« Nous allons repartir d’une feuille blanche. J’attends cela avec impatience. » C’est avec ces quelques mots que David Calhoun, le nouveau président directeur général de Boeing, a enterré le NMA. A l’occasion d’une conférence téléphonique le 22 janvier, il a expliqué que l’environnement concurrentiel et la façon qu’avait Boeing de définir les systèmes de contrôle d’un avion avaient évolué depuis le lancement des études sur le programme de son Mid-Market Airplane.
David Calhoun a donc demandé à son équipe de reprendre le programme du début et de refaire les études de marché pour définir les besoins des compagnies aériennes.

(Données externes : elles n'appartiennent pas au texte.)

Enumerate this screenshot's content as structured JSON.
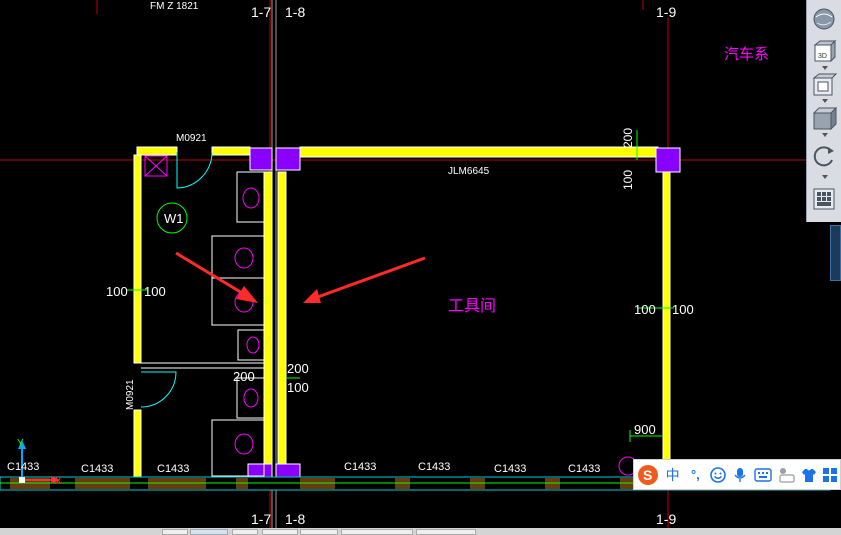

Car ce marché a beaucoup changé en un an : Boeing est englué dans une spirale infernale avec la crise du 737 MAX – qui lui a déjà coûté plus de 9 milliards de dollars et rend déplacé tout investissement dans un nouveau programme – et Airbus a pris la place visée par le NMA en lançant son A321XLR.
La façon d’appréhender la conception des appareils et leur production a également beaucoup évolué. « Nous devrons peut-être commencer par la philosophie autour des commandes de vol avant d’en arriver réellement à l’avion », a reconnu le nouveau PDG de Boeing, tirant les leçons des dysfonctionnements du MCAS sur 737 MAX et notamment de son absence d’interaction avec les pilotes (la difficulté pour eux de reprendre le contrôle sur le système). De même, Boeing devrait garder en tête les difficultés occasionnées par une trop grande automatisation de la production (vécues sur la ligne d’assemblage du 777X).
Une place ravie par l’Airbus A321XLR
Cela faisait trois ans que Boeing travaillait à la définition de son nouvel avion de taille intermédiaire, couvrant le segment de marché laissé vacant entre le 737 MAX et le 787. Pouvant transporter entre 220 et 270 passagers sur une distance de 4 000 à 5 000 nm (7 400 à 9 200 km), ce bicouloir devait être le remplaçant idéal des 757 et 767 qui approchent de la fin de leur vie en tant qu’avions passagers et entrer en service vers 2025 – 2026.
Si une zone de flou a toujours été entretenue autour du programme, le secteur attendait tout de même un lancement lors de la dernière édition du salon du Bourget. C’était compter sans la crise du MAX. Après l’immobilisation et le prolongement de l’interdiction de vol du 737 remotorisé, le programme NMA avait été mis entre parenthèses.
Par ailleurs, Airbus est déjà venu jouer les trouble-fête avec son A321XLR, lui lancé au Bourget. Car si l’A321neo (avec sa capacité LR) faisait déjà de l’ombrage au NMA sur la partie basse du marché qu’il visait, l’A321XLR a allongé son rayon d’action (à 4 700 nm). De plus, l’entrée en service du XLR est prévue pour 2023, bien avant la première mouture du NMA, ce qui lui a laissé largement le temps de remporter des contrats pour les compagnies ne pouvant pas attendre. Le phénomène a déjà commencé puisque l’A321XLR a déjà remporté plus de 450 engagements, notamment de la part de compagnies phares comme American Airlines et United Airlines (cinquante appareils chacune). C’est désormais la décision de Delta Air Lines qui est très attendue. La compagnie, qui voulait être la cliente de lancement du NMA, a 127 Boeing 757 et 77 767 en service.